Some of the New Zealand players even had an altercation with du Plessis, perhaps trying to mess with his psyche by telling him he had run out his senior partner. They wanted to dig deeper into the batting line-up. Daniel Vettori, New Zealand's captain, said after the game: "There was a sense of belief that if we could get in to the South African middle order we would have a chance."
The England match had shown the middle order up as soft, and just as it had started hardening, New Zealand melted it. The pressure New Zealand applied was different to what any other team had, because New Zealand knew they could only win by taking 10 wickets, and so had to snuff out the middle order. New Zealand didn't back off, as India had in Nagpur; their fielding was sharp, the bowling was strangling and it was apparent they were going to hold on to their advantage with all it took. That's the kind of pressure South Africa caved under.

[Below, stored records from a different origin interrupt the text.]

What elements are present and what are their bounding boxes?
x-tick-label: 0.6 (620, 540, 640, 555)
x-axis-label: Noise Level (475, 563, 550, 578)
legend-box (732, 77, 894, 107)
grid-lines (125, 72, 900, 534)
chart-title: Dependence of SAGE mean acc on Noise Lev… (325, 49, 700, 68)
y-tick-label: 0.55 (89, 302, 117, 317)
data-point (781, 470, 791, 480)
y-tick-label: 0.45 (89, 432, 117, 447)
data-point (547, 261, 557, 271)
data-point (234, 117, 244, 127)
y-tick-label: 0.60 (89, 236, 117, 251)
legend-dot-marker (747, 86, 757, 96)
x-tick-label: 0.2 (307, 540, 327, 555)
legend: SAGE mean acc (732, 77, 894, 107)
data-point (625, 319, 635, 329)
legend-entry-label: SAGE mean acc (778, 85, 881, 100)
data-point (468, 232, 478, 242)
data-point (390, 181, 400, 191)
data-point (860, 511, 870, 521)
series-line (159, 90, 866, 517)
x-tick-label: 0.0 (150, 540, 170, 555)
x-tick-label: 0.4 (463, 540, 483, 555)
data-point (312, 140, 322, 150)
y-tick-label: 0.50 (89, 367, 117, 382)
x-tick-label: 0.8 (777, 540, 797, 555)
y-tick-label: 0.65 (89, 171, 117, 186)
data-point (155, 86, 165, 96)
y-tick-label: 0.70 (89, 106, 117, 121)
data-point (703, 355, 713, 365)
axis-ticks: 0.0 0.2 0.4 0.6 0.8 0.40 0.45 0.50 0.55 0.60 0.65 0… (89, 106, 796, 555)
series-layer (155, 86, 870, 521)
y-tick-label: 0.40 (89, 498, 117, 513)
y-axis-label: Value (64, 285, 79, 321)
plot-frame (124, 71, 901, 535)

What will be important is that they accept the reality of it, that they see it for what it was - a faltering when things became too difficult - and not sugarcoat it as anything else. If South Africa are able to confront the mental aspect of the game head on, and not hide behind gimmicks, there's every chance the wounds can heal fast. The danger will arise if they don't, and if they allow the chokers' tag to be hung around their necks, while silently trying to shrug it off and publicly pretending it's not there. Then, it will become a noose again.